The below paper(s) are currently in-progress. For a PDF of a draft, please email firstname.lastname@example.org
Who is a woman? Is black? Is disabled? I argue that questions like these, which concern who belongs to a social group, can come apart from questions about who we should count as group members. This is because, sometimes, facts about who belongs (or does not belong) to a social group may be oppressive truths. Oppressive truths are ontological facts about social group membership such that correctly ascribing membership in that group unjustly distributes social status. I develop a framework for understanding oppressive truths, and discuss its fruitfulness: it can motivate feminist and anti-racist projects in social ontology, and help dissolve the puzzle of how to count the gender or race of someone who does not identify with the gender or with the race they were assigned at birth
Real Talk on the Metaphysics of Gender
The only uncontroversial thing about discourse surrounding gender ascriptions is that it is extremely controversial. These controversies, both in everyday and academic contexts, appear to center on metaphysical questions of what makes someone a man or a woman. In this paper, I argue that we should not look to metaphysical theories of gender to settle questions about who should be ascribed manhood or womanhood. What matters for determining politically just gender ascriptions are normative questions about how we ought to perceive and treat others, and not facts about who is a man or a woman. This claim has an important implication: It may be unjust to make true gender ascriptions, and ethical to make false ascriptions.

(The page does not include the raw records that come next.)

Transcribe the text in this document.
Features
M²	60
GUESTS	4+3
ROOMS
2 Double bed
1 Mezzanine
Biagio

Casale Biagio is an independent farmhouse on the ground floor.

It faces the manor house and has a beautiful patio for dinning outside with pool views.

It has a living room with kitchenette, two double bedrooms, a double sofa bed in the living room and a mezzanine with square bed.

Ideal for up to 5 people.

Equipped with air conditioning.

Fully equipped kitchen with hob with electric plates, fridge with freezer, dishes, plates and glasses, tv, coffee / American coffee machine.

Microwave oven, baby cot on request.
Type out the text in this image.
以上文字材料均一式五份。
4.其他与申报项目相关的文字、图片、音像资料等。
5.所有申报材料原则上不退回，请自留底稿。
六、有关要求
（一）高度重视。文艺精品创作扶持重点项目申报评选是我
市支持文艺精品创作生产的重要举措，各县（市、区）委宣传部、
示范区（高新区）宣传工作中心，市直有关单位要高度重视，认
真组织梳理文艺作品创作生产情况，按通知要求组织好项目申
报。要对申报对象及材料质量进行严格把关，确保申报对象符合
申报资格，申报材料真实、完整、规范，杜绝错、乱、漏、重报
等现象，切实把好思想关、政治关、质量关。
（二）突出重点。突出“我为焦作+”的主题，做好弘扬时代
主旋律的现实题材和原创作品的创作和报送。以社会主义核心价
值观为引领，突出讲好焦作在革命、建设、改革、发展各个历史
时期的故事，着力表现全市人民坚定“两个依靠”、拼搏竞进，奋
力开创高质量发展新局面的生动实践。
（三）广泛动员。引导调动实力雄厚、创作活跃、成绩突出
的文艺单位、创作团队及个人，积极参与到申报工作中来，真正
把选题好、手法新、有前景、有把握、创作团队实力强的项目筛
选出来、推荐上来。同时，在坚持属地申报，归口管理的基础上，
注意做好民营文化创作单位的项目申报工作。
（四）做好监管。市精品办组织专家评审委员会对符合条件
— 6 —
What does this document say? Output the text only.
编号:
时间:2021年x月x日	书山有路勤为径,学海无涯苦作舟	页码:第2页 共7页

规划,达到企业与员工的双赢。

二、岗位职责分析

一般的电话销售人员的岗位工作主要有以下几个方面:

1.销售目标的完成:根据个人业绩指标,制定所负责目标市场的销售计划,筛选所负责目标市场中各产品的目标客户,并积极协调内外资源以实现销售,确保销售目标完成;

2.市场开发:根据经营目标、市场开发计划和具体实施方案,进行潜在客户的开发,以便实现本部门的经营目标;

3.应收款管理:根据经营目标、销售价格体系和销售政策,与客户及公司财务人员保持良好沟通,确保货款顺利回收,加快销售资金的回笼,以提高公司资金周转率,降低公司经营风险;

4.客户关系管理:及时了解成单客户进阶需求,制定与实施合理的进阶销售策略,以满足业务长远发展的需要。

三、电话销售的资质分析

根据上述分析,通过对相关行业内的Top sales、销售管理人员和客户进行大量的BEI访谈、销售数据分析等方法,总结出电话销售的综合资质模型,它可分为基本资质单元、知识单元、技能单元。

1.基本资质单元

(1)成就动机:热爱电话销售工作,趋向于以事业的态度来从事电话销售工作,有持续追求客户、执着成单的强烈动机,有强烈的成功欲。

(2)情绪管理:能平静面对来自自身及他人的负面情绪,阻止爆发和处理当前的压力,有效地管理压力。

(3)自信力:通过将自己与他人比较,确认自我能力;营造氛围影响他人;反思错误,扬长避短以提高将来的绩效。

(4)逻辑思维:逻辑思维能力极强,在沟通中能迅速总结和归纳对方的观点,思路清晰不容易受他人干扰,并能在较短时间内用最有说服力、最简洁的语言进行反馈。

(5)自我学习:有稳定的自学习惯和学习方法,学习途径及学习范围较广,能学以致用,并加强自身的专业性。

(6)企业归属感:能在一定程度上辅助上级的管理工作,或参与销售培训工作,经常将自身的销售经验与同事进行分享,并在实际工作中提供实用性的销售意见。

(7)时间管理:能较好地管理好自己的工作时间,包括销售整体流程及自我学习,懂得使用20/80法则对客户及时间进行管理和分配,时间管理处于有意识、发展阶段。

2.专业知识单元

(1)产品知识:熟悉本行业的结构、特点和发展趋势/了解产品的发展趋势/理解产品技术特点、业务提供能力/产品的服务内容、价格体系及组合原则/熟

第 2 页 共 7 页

He/She/Ze/They [co-author Daniel Wodak (Virginia Tech)]
In this paper, we first defend two main claims. The first is a moderate claim: we have a negative duty to not use binary gender-specific pronouns he or she to refer to genderqueer individuals. We defend this with an argument by analogy. It was gravely wrong for Mark Latham to refer to Catherine McGregor, a transgender woman, using the pronoun he; we argue that such cases of misgendering are morally analogous to referring to Angel Haze, who identifies as genderqueer, as he or she. The second is a radical claim: we have a negative duty to not use any gender-specific pronouns to refer to anyone, regardless of their gender identity. We offer three arguments in favor of this claim (which appeal to concerns about inegalitarianism and risk, invasions of privacy, and reinforcing essentialist ideologies). We also show why the radical claim is compatible with the moderate claim. Before concluding, we examine common concerns about incorporating either they or a neologism such as ze as a third-person singular gender-neutral pronoun. These concerns, we argue, do not provide sufficient reason to reject either the moderate or radical claim.
What is Sexual Orientation? Philosopher's Imprint 16 (3) (2016)
Ordinary discourse is filled with discussions about ‘sexual orientation’. This discourse might suggest a common understanding of what sexual orientation is. But even a cursory search turns up vastly differing, conflicting, and sometimes ethically troubling characterizations of sexual orientation. The conceptual jumble surrounding sexual orientation suggests that the topic is overripe for philosophical exploration. This paper lays the groundwork for such an exploration. In it, I offer an account of sexual orientation – called ‘Bidimensional Dispositionalism’ – according to which sexual orientation concerns what sex[es] and gender[s] of persons one is disposed to sexually engage, and makes no reference to one’s own sex and gender.